The Italians truly love and are proud of their past. For them, preserving history is not just a contribution to tourism, but something much more personal. A great example is the Brescia Metro. Several years ago, construction works had to be delayed there because sites of ancient architecture had been discovered when building a tunnel. As the original plan was interfering with these locations, the project had to be redesigned.

Italian Cuisine

Italy is a never-ending culinary journey. Italian cuisine is popular all around the world. After all, have you ever met anyone who had never tried pizza or pasta? 

Every region has its unique cuisine. Bagoss cheese made in Brescia, fried seafood from Liguria, or Trentino traditional spaghetti in tomato-apple sauce – Italian cuisine is not limited to Margherita pizza and Spaghetti bolognese.

Italian cuisine may seem to be high in calories, but that’s not entirely true. Most of the dishes are well-balanced and slow-carb. Fresh vegetables are rich in fiber, while meat, seafood, and cheese provide proteins. The Mediterranean diet and active lifestyle are the Italian keys to living a long life.
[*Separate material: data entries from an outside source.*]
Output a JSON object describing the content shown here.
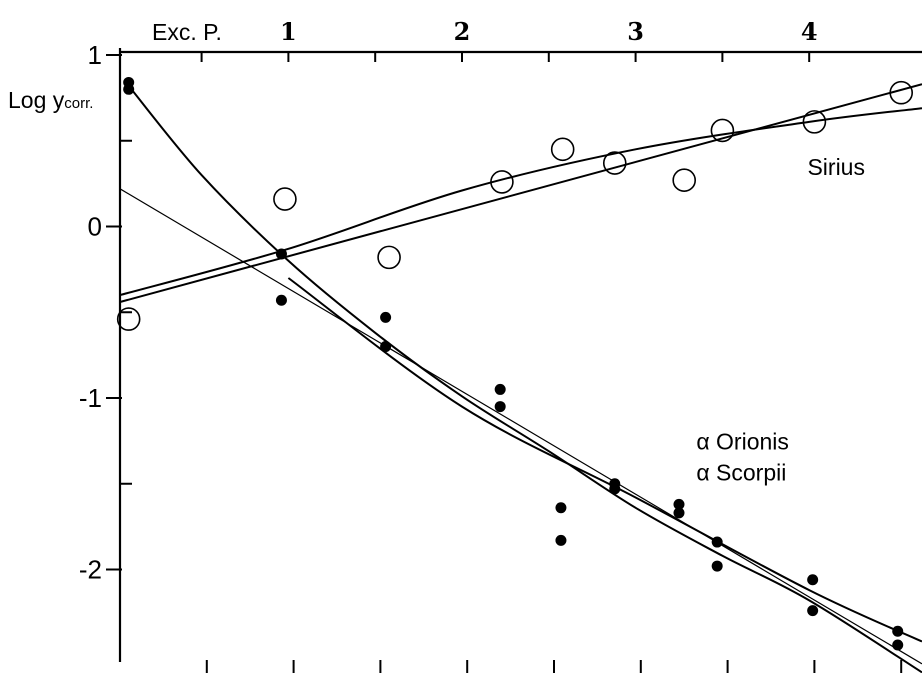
{
  "chart_data": {
    "type": "scatter",
    "xlabel": "Exc. P.",
    "ylabel_main": "Log y",
    "ylabel_sub": "corr.",
    "xlim": [
      0.03,
      4.65
    ],
    "ylim": [
      -2.5,
      1.0
    ],
    "x_ticks": [
      {
        "value": 1,
        "label": "1"
      },
      {
        "value": 2,
        "label": "2"
      },
      {
        "value": 3,
        "label": "3"
      },
      {
        "value": 4,
        "label": "4"
      }
    ],
    "x_minor_ticks": [
      0.5,
      1.5,
      2.5,
      3.5
    ],
    "y_ticks": [
      {
        "value": 1,
        "label": "1"
      },
      {
        "value": 0,
        "label": "0"
      },
      {
        "value": -1,
        "label": "-1"
      },
      {
        "value": -2,
        "label": "-2"
      }
    ],
    "y_minor_ticks": [
      0.5,
      -0.5,
      -1.5
    ],
    "bottom_ticks": [
      0.53,
      1.03,
      1.53,
      2.03,
      2.53,
      3.03,
      3.53,
      4.03,
      4.53
    ],
    "grid": false,
    "series": [
      {
        "name": "Sirius",
        "marker": "open-circle",
        "x": [
          0.08,
          0.98,
          1.58,
          2.23,
          2.58,
          2.88,
          3.28,
          3.5,
          4.03,
          4.53
        ],
        "y": [
          -0.54,
          0.16,
          -0.18,
          0.26,
          0.45,
          0.37,
          0.27,
          0.56,
          0.61,
          0.78
        ]
      },
      {
        "name": "α Orionis / α Scorpii",
        "marker": "filled-dot",
        "x": [
          0.08,
          0.08,
          0.96,
          0.96,
          1.56,
          1.56,
          2.22,
          2.22,
          2.57,
          2.57,
          2.88,
          2.88,
          3.25,
          3.25,
          3.47,
          3.47,
          4.02,
          4.02,
          4.51,
          4.51
        ],
        "y": [
          0.84,
          0.8,
          -0.16,
          -0.43,
          -0.53,
          -0.7,
          -0.95,
          -1.05,
          -1.64,
          -1.83,
          -1.5,
          -1.53,
          -1.62,
          -1.67,
          -1.84,
          -1.98,
          -2.06,
          -2.24,
          -2.36,
          -2.44
        ]
      }
    ],
    "curves": [
      {
        "name": "sirius-fit-curve",
        "style": "thick",
        "x": [
          0.03,
          1.0,
          2.0,
          3.0,
          4.0,
          4.65
        ],
        "y": [
          -0.4,
          -0.13,
          0.21,
          0.45,
          0.61,
          0.69
        ]
      },
      {
        "name": "sirius-fit-line",
        "style": "thick",
        "x": [
          0.03,
          4.65
        ],
        "y": [
          -0.44,
          0.83
        ]
      },
      {
        "name": "orionis-fit-curve",
        "style": "thick",
        "x": [
          0.08,
          0.5,
          1.0,
          1.5,
          2.0,
          2.5,
          3.0,
          3.5,
          4.0,
          4.65
        ],
        "y": [
          0.82,
          0.3,
          -0.2,
          -0.62,
          -0.99,
          -1.31,
          -1.64,
          -1.92,
          -2.18,
          -2.6
        ]
      },
      {
        "name": "orionis-fit-line",
        "style": "thin",
        "x": [
          0.03,
          4.65
        ],
        "y": [
          0.22,
          -2.55
        ]
      },
      {
        "name": "orionis-fit-curve-2",
        "style": "thick",
        "x": [
          1.0,
          2.0,
          3.0,
          4.0,
          4.65
        ],
        "y": [
          -0.3,
          -1.05,
          -1.58,
          -2.12,
          -2.42
        ]
      }
    ],
    "annotations": [
      {
        "text": "Sirius",
        "x": 3.99,
        "y": 0.3
      },
      {
        "text": "α Orionis",
        "x": 3.35,
        "y": -1.3
      },
      {
        "text": "α Scorpii",
        "x": 3.35,
        "y": -1.48
      }
    ]
  }
}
Most of the Italian recipes are pretty simple. The main principle is to use fresh food products produced in the region, like fish for the coast, meat for mountain areas, vegetables (eggplant and tomatoes) for southern regions, and apples and root vegetables for the country’s north. Using quality local products is another secret that has brought Italian cuisine to the world’s top.


I love Italy so much, even though I realize the negative aspects of living here too. When I came here, I thought I would move somewhere to Denmark or Norway as soon as I finished my studies. Now I know I don't want to leave. It's warm, it's yummy, and it's comfortable here. Well, I sure miss winter and ice skating. However, there are many other joys that make it up for what I can't have here.